News & Events
Dr. Russel Prince, Massey University, New Zealand
Title: The invention of the New Zealand economy and the geography of statistics
When: Wednesday 25th September, 4-5pm
Where: Geography Library
Abstract: Despite its ubiquity in modern political discourse, the idea of the economy is a relatively recent invention. It emerged in the middle decades of the twentieth century along with an international statistical edifice comprised of organisations like the UN, IMF and OECD to manage international relations and economic development. Today, many of the statistical measures created during this period, such as the totemic metric of GDP, are being called into question as part of a more generalised crisis of expertise. But they have left their mark, not only redefining what is understood to be the task of government – to make the economy ‘grow’ – but shaping the way that knowledge and policy moves between states. This presentation is from an ongoing project examining the invention of the New Zealand economy in the context of the emerging global geography of economic statistics. New Zealand occupies a place in the global order that is neither in what was regarded as the developing world, but which is also outside the capitalist core of North America and Europe. This can cast a light on how the enterprise of statistics globalised to become central to the postwar state and policy system and the organisation of capitalism.

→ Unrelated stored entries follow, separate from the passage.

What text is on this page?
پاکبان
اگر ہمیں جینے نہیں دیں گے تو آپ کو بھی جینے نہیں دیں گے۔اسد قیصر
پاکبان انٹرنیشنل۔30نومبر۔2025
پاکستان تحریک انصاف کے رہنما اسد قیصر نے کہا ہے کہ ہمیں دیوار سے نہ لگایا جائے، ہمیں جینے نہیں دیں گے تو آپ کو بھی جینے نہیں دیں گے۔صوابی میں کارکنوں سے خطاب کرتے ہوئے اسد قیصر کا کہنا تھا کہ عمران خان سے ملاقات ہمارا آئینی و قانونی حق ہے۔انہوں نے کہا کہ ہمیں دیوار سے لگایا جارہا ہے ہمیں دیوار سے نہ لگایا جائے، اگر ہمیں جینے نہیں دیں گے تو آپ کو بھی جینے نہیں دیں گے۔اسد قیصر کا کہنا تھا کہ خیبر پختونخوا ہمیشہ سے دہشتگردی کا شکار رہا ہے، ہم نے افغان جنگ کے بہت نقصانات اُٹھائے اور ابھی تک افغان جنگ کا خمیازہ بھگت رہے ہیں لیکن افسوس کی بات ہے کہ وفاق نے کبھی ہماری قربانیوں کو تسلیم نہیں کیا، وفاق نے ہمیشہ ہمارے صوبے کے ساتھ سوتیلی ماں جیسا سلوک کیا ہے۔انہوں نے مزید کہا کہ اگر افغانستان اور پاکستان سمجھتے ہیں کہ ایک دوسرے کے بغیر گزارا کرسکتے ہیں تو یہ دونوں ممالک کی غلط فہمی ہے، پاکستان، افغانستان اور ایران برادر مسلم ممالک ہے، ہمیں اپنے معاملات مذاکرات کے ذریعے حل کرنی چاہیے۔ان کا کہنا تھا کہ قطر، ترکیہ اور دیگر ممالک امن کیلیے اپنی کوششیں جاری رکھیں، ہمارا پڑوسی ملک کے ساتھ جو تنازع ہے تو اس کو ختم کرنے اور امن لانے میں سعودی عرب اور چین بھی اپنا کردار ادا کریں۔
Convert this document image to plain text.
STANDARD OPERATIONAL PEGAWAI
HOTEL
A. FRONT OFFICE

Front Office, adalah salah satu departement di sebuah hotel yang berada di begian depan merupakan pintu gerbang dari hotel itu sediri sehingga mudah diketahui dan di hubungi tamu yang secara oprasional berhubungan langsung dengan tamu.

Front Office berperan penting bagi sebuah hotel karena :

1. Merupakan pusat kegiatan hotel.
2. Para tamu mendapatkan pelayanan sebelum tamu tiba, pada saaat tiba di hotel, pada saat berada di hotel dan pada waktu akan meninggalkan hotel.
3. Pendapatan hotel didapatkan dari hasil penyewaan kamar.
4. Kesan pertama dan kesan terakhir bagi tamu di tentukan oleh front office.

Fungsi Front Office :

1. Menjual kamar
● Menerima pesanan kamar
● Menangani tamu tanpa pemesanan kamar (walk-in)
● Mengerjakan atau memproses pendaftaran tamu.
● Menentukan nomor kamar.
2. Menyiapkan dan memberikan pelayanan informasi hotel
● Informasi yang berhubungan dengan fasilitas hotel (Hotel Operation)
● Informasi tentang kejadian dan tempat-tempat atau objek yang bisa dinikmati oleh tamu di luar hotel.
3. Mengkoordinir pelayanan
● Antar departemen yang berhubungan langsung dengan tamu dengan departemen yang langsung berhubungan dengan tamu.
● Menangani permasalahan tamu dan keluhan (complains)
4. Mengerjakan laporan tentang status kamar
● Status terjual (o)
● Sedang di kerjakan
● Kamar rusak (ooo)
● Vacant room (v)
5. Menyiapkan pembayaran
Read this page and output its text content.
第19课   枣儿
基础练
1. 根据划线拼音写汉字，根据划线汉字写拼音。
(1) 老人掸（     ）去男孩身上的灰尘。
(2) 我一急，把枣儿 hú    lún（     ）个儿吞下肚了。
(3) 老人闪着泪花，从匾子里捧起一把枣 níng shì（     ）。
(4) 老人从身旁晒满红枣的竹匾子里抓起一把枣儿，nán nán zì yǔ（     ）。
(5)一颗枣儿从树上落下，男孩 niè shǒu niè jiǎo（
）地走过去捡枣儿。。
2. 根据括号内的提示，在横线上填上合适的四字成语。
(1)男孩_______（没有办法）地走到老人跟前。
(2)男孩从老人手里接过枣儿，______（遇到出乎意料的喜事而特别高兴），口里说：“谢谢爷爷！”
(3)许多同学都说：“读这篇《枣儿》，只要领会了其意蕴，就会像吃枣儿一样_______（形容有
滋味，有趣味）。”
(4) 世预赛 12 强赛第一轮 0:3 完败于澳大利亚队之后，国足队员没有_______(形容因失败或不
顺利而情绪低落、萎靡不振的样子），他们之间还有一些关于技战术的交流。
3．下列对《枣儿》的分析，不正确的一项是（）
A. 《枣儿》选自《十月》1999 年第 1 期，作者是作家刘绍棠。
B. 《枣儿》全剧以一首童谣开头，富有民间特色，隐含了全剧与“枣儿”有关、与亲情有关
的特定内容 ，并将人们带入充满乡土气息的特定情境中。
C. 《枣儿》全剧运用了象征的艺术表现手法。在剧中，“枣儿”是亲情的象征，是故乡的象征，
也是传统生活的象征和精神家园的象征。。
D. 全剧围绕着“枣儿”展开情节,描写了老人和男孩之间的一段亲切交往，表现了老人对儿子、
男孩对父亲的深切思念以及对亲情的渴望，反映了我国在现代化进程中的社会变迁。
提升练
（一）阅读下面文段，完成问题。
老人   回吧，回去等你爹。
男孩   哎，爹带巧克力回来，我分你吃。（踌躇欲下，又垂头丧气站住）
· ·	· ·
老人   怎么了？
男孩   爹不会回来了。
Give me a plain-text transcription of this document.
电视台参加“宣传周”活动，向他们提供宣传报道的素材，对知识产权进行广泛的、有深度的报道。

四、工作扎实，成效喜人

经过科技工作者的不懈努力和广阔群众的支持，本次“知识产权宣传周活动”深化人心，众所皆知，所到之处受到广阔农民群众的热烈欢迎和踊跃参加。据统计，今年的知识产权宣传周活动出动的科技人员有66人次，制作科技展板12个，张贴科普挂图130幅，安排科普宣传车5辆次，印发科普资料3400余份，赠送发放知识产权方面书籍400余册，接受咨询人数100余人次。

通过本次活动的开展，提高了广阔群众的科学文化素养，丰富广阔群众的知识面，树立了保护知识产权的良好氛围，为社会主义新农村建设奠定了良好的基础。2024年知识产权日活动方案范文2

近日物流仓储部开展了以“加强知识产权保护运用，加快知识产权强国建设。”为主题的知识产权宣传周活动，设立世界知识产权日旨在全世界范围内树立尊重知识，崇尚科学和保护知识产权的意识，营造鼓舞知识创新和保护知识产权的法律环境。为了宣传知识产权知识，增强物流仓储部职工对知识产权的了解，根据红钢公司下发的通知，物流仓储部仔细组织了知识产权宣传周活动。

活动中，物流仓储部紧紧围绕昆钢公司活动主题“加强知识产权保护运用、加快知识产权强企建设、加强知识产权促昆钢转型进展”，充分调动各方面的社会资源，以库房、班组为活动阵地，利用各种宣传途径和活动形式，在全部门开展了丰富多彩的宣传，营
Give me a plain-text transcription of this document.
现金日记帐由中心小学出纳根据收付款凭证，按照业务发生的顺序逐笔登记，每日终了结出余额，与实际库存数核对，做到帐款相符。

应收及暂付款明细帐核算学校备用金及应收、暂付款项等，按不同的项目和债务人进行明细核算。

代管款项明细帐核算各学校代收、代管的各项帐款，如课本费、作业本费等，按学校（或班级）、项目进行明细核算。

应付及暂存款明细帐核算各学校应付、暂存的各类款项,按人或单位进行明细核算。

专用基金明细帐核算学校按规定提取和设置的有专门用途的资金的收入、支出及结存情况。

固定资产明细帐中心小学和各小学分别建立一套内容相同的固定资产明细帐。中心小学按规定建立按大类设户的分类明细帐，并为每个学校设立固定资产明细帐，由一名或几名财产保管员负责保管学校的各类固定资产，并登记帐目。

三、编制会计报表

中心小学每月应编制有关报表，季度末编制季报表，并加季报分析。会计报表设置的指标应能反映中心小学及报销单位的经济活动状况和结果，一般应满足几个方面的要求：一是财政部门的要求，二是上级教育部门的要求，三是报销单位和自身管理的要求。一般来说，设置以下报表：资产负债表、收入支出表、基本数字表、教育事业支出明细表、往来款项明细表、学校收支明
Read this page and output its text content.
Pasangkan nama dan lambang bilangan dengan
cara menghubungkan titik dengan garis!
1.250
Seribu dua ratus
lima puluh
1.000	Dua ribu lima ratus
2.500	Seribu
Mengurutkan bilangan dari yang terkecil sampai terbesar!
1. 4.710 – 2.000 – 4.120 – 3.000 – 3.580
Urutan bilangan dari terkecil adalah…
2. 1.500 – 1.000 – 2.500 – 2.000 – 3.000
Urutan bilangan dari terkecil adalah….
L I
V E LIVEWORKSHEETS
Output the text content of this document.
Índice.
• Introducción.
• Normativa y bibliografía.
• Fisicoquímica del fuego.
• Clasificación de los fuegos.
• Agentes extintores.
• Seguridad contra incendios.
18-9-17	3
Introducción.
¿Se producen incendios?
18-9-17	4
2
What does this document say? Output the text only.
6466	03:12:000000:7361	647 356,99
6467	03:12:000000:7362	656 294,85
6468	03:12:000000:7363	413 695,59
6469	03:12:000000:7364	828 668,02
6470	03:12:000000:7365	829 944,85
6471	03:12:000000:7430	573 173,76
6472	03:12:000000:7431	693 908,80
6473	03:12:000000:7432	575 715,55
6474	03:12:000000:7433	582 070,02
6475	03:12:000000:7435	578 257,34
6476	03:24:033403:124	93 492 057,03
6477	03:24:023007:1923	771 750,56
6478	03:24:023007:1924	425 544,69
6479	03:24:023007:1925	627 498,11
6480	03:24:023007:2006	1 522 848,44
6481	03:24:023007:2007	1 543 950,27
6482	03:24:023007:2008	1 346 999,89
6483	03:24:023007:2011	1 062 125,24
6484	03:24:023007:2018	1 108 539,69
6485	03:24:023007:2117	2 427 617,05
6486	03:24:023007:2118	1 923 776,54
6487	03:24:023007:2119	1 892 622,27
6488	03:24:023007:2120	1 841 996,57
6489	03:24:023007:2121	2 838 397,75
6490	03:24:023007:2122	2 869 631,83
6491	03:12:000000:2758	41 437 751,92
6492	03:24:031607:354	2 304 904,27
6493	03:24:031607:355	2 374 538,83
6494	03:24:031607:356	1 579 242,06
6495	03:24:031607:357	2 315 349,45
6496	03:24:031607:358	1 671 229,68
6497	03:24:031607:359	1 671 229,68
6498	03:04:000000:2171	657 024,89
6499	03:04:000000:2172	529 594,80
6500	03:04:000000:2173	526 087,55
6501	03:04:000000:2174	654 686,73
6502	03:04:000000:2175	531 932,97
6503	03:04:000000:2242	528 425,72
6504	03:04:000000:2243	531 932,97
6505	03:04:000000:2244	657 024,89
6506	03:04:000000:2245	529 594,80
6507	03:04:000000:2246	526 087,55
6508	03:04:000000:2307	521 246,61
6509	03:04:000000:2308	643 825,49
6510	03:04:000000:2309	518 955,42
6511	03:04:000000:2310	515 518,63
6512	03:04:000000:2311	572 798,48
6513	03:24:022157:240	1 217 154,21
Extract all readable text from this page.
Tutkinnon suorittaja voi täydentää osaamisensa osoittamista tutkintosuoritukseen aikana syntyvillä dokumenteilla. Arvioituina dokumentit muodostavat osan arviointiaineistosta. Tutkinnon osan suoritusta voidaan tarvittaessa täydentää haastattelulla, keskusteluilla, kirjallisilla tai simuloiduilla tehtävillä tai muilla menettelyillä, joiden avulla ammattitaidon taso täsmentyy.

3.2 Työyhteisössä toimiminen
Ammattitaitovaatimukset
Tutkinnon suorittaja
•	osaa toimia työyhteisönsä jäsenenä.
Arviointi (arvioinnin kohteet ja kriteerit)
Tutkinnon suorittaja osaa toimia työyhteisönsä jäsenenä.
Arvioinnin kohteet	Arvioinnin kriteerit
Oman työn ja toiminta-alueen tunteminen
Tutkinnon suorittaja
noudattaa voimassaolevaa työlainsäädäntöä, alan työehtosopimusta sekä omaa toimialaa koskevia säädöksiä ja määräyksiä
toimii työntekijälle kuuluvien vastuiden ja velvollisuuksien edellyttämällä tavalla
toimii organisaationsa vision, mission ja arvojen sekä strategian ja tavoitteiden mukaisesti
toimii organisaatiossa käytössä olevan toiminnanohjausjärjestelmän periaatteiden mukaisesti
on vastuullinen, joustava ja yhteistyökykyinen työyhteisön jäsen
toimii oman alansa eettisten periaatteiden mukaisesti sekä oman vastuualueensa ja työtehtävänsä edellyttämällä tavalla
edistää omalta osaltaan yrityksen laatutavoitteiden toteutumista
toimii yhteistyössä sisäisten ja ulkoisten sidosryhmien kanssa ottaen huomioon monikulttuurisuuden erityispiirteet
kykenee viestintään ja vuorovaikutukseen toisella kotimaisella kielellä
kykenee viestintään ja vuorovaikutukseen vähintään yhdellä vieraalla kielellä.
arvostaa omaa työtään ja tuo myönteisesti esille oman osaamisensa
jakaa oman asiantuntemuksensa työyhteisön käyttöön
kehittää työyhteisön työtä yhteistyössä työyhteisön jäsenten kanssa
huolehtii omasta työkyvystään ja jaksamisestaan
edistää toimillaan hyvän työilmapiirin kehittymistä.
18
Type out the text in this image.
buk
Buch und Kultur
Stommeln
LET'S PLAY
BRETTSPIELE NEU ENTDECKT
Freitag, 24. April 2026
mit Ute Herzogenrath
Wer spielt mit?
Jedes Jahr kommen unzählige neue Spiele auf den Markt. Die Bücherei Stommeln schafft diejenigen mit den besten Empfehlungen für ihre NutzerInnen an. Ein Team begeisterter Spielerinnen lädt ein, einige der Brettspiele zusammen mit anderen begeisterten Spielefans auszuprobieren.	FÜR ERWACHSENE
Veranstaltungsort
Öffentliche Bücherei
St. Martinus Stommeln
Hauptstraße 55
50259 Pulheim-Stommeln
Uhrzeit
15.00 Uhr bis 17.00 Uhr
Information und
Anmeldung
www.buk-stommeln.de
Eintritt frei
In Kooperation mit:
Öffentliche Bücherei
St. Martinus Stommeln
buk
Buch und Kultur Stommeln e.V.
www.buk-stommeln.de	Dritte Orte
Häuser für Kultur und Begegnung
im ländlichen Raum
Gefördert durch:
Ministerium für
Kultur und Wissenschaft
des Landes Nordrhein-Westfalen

Bio: Russell Prince is a senior lecturer in human geography at Massey University in New Zealand and is currently a Visiting Fellow at the Institute for Social Science in the 21st Century at University College Cork. His research interests include policy mobility, neoliberalism, and the geography of expertise. He has published widely on these topics, including in Progress in Human Geography, Environment and Planning D: Society and Space, and Transactions of the Institute of British Geographers.